Nachdem seit Monaten ein Streit um den Verbleib des umstrittenen Salvatorianerpaters Adam Serafin in den Pfarreien Birmenstorf, Gebenstorf und Turgi (Horizonte berichtete) tobt und die bisherige Handhabe des Basler Bischofs Felix Gmür im Konflikt durchaus Interpretationsspielraum geboten hat, erlässt Felix Gmür ein Dekret an die Adresse von Pater Adam. In diesem erklärt der Basler Bischof explizit die im Jahre 2017 ausgestellte Missio für Pater Adam für erloschen und verbietet ihm jegliche Ausübung pastoraler Dienste in der Pfarrei Birmenstorf. Noch bis Ende Jahr darf Pater Adam in Gebenstorf und Turgi gemäss der unlängst von Bischofsvikar Valentine Koledoye ausgestellten Missio arbeiten. Hernach aber soll für Pater Adam aber im Bistum Basel Schluss sein. Begründung: Unter Anführung entsprechender Artikel aus dem kanonischen Recht Schädigung und Verwirrung der kirchlichen Gemeinschaft. Daniel Ric, Präsident der Kirchenpflege Gebenstorf-Turgi, sagt dazu: «Ich bin froh, dass der Bischof nun endlich Farbe bekennt und durch dieses Dekret klarmacht, dass er der Hautptverantwortliche im Bistum Basel für den Priestermangel ist. Gleich wie bei unserem früheren Priester Celestine Thazhuppil und in vielen anderen Pfarreien verunmöglicht er den Dienst von Priestern. Meistens versteckt er sich dabei aber hinter der Landeskirche oder den lokalen Gremien. Bischof Felix ist es aber, der gegen Priester ist und dabei auch staatliches Recht bricht, um seine Ziele zu erreichen».

26.10.2020

Ranfttreffen 2020 findet digital statt

Jungwacht Blauring Schweiz führt angesichts der Corona-Lage das beliebte Ranfttreffen in diesem Jahr digital durch. Das Grossereignis bringt jedes Jahr am Wochenende vor Weihnachten rund 1000 Jugendliche und junge Erwachsene zu einem spirituellen Erlebnis zusammen. Abschluss des Treffens bildet jeweils der Gottesdienst in der Ranftschlucht bei Flüeli-Ranft. Für dieses Jahr planen die ehrenamtlichen Organisatoren unter gross angelegtem Einsatz digitaler Technik ein digitales Treffen.
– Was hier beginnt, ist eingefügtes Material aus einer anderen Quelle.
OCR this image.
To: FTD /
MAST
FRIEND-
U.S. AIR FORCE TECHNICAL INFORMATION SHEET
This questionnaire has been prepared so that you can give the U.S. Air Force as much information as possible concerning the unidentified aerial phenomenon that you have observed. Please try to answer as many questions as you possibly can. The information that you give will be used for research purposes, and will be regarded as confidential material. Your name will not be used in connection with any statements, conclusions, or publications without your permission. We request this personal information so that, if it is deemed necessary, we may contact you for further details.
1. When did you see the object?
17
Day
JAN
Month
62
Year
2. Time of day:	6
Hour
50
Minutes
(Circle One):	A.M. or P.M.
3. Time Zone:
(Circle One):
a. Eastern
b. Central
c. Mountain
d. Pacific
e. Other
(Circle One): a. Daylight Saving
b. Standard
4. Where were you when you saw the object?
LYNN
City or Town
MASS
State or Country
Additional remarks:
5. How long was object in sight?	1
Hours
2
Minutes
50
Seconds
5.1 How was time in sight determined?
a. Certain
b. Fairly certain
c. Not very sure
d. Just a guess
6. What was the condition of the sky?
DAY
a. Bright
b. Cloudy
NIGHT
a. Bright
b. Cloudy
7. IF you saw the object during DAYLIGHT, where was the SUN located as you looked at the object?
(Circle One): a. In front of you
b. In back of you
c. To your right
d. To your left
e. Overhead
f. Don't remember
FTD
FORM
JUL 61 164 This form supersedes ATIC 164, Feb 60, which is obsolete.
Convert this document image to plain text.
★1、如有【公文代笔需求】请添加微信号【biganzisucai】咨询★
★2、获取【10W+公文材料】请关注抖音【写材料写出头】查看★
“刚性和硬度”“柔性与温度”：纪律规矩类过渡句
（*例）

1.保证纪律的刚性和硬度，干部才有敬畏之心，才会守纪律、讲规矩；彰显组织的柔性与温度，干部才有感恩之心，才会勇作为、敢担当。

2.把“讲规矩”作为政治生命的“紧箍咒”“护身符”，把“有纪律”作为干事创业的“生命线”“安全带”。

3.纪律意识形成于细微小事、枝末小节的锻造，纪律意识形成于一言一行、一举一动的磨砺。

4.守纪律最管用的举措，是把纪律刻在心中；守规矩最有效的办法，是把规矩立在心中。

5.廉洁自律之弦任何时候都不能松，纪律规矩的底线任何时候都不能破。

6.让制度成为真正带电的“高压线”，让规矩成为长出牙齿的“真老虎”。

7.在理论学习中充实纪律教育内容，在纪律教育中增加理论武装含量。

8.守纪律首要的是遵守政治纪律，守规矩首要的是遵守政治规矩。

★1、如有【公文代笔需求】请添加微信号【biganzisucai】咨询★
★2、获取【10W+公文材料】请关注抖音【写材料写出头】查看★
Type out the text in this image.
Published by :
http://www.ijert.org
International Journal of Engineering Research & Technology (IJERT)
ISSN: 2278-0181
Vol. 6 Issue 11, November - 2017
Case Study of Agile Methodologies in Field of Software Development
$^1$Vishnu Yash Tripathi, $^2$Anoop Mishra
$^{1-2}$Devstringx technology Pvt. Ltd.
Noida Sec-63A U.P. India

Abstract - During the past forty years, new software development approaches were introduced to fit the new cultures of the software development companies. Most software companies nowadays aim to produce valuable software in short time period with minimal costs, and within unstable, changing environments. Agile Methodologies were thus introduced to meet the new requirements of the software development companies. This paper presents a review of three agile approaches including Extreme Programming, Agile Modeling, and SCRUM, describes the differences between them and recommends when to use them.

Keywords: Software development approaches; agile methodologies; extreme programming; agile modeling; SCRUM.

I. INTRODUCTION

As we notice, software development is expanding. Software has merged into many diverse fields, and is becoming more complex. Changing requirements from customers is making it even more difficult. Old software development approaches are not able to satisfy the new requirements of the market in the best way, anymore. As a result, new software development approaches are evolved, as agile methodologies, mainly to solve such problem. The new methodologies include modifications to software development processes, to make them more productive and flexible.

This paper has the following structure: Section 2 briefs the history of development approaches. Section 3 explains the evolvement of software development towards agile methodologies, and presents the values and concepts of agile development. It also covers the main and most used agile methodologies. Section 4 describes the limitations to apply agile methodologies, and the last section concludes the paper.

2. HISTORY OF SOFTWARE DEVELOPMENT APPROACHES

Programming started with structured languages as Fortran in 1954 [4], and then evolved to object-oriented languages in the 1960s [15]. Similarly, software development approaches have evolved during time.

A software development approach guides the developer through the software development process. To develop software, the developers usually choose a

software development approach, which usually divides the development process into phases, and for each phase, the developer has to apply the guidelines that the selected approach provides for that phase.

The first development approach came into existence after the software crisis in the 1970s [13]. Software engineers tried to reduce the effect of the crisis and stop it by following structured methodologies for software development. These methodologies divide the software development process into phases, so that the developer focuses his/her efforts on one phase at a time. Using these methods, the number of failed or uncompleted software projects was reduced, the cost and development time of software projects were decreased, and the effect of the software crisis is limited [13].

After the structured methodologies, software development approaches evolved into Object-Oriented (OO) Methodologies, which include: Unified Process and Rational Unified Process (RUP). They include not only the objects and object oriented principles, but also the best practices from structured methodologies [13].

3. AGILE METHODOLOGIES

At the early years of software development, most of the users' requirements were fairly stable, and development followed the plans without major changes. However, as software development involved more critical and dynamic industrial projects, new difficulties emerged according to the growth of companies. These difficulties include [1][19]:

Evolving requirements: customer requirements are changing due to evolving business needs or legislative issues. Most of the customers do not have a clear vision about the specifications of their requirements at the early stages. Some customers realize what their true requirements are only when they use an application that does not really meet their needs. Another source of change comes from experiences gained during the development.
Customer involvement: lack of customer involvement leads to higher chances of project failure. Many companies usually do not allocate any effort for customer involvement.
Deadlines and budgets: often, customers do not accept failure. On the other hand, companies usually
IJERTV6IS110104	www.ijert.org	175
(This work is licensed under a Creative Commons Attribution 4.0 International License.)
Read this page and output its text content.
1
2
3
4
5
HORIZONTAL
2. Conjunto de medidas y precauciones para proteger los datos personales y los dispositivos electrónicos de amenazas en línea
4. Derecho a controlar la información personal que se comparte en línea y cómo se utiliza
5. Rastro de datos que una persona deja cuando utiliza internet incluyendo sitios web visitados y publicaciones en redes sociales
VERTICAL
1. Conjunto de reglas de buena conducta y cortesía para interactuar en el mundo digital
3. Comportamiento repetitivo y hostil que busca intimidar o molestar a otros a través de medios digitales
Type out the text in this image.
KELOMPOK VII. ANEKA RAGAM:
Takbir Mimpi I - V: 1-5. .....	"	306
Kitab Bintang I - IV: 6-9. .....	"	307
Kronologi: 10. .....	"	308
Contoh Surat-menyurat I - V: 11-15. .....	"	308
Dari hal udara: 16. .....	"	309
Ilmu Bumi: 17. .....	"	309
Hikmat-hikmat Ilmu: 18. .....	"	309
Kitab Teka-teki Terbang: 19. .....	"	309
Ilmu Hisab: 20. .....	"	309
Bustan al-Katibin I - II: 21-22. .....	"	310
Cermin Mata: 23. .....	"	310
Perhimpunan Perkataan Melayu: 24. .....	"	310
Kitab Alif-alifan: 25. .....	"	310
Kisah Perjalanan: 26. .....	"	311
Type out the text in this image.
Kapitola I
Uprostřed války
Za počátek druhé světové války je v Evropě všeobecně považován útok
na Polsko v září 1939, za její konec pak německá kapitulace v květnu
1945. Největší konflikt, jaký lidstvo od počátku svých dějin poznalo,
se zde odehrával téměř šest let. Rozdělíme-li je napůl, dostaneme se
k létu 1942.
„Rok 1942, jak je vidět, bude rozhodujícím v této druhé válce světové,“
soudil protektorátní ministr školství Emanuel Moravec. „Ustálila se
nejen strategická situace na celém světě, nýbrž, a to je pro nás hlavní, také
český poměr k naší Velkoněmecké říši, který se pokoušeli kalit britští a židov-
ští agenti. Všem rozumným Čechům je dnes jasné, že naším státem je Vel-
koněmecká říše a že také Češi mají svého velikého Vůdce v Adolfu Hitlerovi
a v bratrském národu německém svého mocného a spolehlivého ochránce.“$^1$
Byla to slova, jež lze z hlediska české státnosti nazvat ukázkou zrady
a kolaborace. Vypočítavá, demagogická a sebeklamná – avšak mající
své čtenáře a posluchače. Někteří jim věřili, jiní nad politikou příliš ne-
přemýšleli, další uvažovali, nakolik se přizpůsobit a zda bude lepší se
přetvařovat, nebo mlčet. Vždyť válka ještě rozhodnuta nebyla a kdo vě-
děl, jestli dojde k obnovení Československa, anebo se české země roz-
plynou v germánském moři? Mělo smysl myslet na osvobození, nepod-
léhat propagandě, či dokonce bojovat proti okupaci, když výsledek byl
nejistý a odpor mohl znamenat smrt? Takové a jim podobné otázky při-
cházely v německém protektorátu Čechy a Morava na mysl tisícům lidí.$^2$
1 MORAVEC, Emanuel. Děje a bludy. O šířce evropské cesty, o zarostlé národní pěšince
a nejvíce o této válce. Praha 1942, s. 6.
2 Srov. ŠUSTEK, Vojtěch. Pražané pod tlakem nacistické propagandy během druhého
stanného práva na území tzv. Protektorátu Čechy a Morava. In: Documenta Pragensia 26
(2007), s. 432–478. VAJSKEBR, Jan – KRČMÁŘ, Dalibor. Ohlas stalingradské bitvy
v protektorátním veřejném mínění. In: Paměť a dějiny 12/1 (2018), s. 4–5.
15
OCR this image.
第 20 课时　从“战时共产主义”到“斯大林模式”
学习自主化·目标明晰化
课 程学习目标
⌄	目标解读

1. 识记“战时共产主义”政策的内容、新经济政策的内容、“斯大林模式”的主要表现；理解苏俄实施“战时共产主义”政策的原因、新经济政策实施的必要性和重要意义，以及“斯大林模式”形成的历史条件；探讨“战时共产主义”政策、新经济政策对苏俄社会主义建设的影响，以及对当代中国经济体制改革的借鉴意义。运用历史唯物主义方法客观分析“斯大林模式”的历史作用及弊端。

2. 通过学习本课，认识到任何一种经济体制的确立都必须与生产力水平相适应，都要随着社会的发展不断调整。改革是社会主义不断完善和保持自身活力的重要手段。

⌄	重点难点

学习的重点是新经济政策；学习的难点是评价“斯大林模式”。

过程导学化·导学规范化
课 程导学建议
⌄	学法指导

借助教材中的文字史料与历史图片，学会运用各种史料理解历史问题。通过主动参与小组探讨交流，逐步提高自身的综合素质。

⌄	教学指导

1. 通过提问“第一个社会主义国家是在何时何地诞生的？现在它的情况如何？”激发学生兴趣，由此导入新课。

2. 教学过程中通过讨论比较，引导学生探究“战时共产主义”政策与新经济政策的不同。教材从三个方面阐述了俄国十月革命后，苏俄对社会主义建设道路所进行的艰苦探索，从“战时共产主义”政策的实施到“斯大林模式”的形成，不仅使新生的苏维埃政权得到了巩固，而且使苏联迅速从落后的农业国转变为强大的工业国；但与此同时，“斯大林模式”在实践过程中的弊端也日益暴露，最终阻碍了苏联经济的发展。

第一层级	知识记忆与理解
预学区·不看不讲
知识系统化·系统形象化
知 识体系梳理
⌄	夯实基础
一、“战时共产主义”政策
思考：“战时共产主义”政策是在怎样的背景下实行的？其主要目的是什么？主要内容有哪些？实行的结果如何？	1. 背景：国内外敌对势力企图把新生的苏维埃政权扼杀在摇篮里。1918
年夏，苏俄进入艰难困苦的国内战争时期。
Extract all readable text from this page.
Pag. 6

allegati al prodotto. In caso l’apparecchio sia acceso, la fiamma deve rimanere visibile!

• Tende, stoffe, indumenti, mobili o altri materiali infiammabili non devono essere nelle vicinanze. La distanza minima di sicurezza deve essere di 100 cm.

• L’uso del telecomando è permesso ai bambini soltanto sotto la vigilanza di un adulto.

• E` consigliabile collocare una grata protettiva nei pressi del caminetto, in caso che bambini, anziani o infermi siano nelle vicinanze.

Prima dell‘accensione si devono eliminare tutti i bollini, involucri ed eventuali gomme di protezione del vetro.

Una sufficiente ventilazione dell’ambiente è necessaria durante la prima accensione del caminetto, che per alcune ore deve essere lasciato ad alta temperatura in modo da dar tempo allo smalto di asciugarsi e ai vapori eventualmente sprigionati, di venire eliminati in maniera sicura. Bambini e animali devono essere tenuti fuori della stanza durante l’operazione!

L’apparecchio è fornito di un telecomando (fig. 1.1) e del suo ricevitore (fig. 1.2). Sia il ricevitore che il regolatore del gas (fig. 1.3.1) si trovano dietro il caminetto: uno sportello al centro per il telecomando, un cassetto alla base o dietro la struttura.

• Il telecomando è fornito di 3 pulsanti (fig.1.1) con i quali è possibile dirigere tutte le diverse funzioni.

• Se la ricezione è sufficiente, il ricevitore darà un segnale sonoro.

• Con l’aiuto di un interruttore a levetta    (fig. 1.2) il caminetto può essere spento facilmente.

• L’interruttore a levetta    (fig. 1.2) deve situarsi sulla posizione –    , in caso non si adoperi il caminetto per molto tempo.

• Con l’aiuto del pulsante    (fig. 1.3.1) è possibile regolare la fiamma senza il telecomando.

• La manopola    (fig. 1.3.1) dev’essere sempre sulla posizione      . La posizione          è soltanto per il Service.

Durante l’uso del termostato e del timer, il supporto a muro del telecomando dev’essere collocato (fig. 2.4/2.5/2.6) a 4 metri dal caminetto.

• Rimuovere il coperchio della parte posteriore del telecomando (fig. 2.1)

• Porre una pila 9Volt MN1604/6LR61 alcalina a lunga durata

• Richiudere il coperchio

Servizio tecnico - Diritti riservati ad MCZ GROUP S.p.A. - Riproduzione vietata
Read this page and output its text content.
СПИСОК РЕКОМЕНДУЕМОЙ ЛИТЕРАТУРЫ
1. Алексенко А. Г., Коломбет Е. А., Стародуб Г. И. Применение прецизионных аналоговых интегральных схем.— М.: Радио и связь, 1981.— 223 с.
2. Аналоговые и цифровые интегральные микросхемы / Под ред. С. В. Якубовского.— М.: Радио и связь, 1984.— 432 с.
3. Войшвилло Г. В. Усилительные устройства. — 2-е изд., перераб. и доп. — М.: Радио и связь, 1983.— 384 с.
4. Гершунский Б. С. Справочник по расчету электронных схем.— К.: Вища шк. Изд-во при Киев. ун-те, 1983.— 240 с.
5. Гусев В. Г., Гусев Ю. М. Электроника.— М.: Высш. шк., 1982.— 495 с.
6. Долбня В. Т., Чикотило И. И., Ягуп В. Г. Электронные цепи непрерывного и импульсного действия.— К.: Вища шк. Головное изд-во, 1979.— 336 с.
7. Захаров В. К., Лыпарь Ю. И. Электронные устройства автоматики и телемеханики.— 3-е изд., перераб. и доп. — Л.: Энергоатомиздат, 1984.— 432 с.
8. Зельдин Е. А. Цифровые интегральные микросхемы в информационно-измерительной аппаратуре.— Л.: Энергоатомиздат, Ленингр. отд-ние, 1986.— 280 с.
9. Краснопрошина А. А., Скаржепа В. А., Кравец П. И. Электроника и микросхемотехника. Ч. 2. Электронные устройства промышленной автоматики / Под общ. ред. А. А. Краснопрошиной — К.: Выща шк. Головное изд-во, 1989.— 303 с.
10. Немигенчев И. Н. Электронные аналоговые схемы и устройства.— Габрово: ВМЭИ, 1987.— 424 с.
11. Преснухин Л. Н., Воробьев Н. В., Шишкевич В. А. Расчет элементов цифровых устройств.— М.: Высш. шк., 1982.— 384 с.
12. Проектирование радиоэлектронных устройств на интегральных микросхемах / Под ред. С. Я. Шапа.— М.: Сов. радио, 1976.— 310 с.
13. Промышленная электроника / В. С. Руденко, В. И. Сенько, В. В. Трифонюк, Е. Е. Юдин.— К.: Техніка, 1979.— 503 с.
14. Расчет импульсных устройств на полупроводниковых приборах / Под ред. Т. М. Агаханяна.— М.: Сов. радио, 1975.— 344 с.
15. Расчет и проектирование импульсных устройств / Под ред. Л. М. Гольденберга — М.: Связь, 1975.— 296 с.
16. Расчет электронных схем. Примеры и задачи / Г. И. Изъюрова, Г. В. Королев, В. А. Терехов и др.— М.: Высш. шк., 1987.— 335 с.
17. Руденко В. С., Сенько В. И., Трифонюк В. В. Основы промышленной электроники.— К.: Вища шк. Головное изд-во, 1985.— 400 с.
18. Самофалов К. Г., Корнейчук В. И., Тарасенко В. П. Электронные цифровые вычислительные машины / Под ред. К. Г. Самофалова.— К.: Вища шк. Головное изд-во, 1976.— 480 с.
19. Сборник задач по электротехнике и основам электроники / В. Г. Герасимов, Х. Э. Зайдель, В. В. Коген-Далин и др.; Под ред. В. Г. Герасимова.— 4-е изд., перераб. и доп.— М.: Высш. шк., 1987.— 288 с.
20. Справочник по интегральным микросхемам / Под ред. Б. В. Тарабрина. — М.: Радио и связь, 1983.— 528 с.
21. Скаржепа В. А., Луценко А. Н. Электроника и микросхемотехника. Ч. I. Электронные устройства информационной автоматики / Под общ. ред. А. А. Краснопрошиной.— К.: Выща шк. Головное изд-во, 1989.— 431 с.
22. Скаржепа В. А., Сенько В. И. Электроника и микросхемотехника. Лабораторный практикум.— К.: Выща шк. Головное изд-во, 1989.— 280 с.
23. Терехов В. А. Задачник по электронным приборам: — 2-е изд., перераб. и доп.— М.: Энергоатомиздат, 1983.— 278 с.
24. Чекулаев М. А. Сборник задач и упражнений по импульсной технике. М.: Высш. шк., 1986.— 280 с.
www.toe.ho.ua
In der Nacht vom 19. auf den 20. Dezember soll das Herzstück des Ranfttreffens, die andächtige Feier im Lichtermeer, erstmalig digital aus der Ranftschlucht direkt auf die Bildschirme der Teilnehmenden kommen.

24.10.2020

OEKU empfiehlt ein «Ja» zur Konzern-Verantwortungs-Initiative


OEKU-Kirche und Umwelt empfiehlt, die Konzernverantwortungsinitiative anzunehmen, über die am 29. November 2020 abgestimmt wird. Mit der Annahme der Initiative wird ein Zeichen gesetzt für die Menschenrechte, für den Schutz der Umwelt und für eine gerechtere globale Wirtschaftsordnung. Die Konzernverantwortungsinitiative KVI will die weltweite Einhaltung der Menschenrechte und internationaler Umweltstandards durch Unternehmen mit Sitz in der Schweiz sicherstellen und Elemente der UNO-Leitprinzipien für Wirtschaft und Menschenrechte verbindlich umsetzen. International tätige Unternehmen tragen eine besondere Verantwortung, die prekären politischen und rechtlichen Verhältnisse in anderen Ländern nicht für ihr Gewinnstreben auszunützen. Der Bundesrat anerkennt, dass die Initiative gesellschaftlich bedeutende Anliegen verfolgt und rechtlich umsetzbar ist. Im Unterschied zur Initiative setzen Bundesrat und Parlamentsmehrheit aber auf freiwillige
und unverbindliche Massnahmen der Unternehmen. Die Erfahrung hat aber gezeigt, dass freiwillige Massnahmen nicht ausreichen, um einen wirksamen Menschenrechts- und Umweltschutz zu garantieren. Die KVI will dagegen internationale Umweltstandards und Menschenrechte verbindlich und einklagbar machen.

21.10.2020

Schweizweite Maskenpflicht in Kirchen

Ab dem 19.10.2020 gilt schweizweit eine Gesichtsmaskentragepflicht in allen Kirchen und kirchlichen Einrichtungen. Dies hat die Schweizer Bischofskonferenz in einem Communiqué veröffentlicht, nachdem der Bundesrat Anfangs Woche die Maskenpflicht in öffentlich zugänglichen Innenräumen von Einrichtungen und Betrieben umgesetzt hat.  (Art. 3b Abs. 1 COVID-Verordnung besondere Lage, Änderung vom 18.10.2020). Davon sind auch Gottesdienste nicht ausgenommen. 

19.10.2020

Aargau: Der viertgrösste Kanton der Schweiz hat gewählt!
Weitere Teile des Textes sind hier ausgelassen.